Marco Camenisch was among the first promoters of environmental defense to embrace armed protest. Under the battle name of Martino, he fought against the authorities to defend his mountains and assert his freedom. Lena is the daughter he abandoned to fight when she was four years old. She barely remembers Marco and yet her life is marked by his presence.
The film tells the story of the two moments when their lives intertwined. In 1989, after years on the run, Marco returns to his hometown to visit his father's grave, and he is accused of murdering a border guard. In 2002, he is extradited to Switzerland to serve his prison sentence. In an impossible dialogue between the two main characters, the film explores the repercussions of an extreme and stubborn life choice.
I discovered Marco Camenisch, the land where he grew up and his community while shooting my latest film in Poschiavo, a small village in the Swiss mountains. I was immediately struck by how the inhabitants still had his tragic return to the village in the autumn of 1989 vivid in their eyes. Through the testimonies of those who knew him, Marco Camenisch is still a cumbersome shadow in the present of those who stayed behind. This gave me the idea to imagine Martino as my first fiction film, as the natural synthesis of this long path of formal research and study of the mountain territory. The choice of fiction allows us to investigate the life of the protagonist and the affections that surround him in greater depth. Marco was not just his nom de guerre Martino, a mountain man who was active in the 1970s and 1980s when anti-nuclear uprisings and demonstrations began to flare up with impetus and violence.
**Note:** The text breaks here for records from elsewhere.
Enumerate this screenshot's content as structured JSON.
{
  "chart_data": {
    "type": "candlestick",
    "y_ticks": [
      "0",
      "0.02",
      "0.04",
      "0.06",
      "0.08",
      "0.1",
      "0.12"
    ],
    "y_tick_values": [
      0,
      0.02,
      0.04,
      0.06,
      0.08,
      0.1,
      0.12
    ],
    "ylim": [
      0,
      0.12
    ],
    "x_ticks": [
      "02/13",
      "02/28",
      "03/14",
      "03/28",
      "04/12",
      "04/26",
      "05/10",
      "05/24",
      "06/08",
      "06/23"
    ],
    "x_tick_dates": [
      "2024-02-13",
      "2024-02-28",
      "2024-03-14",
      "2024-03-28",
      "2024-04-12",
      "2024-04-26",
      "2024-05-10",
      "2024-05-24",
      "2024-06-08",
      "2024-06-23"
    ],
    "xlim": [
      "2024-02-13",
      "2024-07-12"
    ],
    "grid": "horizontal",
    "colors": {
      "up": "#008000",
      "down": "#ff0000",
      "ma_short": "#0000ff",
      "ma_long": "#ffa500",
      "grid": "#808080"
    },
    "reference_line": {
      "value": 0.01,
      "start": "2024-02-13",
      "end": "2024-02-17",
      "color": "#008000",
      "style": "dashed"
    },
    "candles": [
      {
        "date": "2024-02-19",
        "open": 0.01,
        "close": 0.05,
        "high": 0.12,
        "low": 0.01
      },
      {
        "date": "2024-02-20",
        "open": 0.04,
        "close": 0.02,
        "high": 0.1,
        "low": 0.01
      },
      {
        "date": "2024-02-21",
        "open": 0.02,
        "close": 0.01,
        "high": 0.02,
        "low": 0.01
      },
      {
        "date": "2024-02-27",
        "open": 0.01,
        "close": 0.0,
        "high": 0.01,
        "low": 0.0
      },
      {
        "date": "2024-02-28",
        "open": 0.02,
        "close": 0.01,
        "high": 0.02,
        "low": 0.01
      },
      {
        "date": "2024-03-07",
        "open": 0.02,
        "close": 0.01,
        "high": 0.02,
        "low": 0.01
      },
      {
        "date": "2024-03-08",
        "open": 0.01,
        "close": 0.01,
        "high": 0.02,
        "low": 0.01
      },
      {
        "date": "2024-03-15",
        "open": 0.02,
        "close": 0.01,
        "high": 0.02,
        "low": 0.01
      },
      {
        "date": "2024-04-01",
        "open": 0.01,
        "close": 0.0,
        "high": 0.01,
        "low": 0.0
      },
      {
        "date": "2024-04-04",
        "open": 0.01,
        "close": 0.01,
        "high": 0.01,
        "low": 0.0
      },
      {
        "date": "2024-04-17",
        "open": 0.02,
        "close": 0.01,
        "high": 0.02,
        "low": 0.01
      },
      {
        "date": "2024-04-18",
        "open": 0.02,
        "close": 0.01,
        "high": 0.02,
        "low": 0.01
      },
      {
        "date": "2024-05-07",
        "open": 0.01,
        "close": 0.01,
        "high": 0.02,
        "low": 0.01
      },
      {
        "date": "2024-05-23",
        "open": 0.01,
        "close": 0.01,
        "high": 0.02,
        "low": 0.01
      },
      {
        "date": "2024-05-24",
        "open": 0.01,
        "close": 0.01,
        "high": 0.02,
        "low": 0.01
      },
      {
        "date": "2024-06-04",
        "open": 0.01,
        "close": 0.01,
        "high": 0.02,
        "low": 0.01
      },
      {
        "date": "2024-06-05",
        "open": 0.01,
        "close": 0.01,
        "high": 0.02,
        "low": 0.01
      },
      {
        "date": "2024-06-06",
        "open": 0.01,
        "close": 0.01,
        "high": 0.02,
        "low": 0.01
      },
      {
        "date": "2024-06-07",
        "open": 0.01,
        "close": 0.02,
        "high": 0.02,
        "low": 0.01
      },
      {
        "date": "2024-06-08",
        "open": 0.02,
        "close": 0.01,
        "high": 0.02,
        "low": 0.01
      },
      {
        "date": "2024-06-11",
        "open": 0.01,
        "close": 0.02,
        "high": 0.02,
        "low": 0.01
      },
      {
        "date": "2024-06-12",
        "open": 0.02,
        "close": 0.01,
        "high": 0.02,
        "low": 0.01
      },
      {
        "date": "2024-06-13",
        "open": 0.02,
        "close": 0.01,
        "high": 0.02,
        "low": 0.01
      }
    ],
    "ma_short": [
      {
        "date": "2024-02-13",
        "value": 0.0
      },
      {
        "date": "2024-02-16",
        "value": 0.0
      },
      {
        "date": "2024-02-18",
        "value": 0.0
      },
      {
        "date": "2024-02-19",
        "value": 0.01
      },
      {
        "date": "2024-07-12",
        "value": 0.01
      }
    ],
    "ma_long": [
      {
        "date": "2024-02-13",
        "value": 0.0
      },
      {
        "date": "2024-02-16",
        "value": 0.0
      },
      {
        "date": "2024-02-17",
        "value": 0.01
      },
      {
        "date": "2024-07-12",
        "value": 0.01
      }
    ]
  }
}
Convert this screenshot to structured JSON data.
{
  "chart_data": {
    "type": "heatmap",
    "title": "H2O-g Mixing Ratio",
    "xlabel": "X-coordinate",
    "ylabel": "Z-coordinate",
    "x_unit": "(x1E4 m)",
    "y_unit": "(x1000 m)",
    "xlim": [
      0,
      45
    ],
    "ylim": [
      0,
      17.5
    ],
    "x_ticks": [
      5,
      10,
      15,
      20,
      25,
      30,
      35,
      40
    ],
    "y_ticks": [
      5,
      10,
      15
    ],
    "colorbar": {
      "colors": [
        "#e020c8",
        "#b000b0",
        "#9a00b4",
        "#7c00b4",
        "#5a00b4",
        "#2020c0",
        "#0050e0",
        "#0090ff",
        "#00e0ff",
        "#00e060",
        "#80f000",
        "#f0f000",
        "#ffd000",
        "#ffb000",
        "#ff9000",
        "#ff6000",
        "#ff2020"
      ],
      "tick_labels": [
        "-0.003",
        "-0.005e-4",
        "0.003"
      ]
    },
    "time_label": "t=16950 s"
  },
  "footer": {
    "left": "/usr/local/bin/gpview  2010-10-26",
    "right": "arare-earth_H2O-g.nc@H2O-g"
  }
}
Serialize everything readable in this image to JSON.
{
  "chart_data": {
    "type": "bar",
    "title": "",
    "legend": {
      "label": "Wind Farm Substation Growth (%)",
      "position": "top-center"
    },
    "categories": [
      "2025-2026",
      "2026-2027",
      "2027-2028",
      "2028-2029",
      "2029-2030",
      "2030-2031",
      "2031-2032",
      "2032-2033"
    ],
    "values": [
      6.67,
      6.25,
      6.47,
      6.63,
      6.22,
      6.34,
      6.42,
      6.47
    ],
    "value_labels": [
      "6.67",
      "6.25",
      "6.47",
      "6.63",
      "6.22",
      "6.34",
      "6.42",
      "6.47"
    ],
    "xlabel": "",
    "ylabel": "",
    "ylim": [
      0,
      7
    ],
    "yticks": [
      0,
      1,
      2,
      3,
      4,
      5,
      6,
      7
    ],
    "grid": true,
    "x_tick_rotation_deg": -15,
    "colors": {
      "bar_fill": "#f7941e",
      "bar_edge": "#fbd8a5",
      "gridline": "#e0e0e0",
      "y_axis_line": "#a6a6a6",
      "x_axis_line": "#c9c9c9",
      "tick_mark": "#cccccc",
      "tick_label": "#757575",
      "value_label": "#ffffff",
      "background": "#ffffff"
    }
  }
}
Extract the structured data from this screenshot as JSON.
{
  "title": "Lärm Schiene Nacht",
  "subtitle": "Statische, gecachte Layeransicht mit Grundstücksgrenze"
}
He was not only an eco-terrorist who served 27 years in prison for fighting against an exploitative and harmful system, making the environment and nature the cornerstones of his battle. Marco was also a father, a son, a brother and, before that, a mountain boy driven by dreams and noble ideals. Martino finds fulfilment in fiction because, although it is based on real people and events, its objective is not to reconstruct a didactic story, but to give an unprecedented portrait of him, recounting how his utopian struggle changed, how his extreme choices had repercussions on the people closest to him, first and foremost his daughter Lena, without indulging in celebration but plumbing the chords of the soul. The film therefore sets out to explore the effects of his struggle while trying to understand the nuances of his life and the motivations that drove him to fight.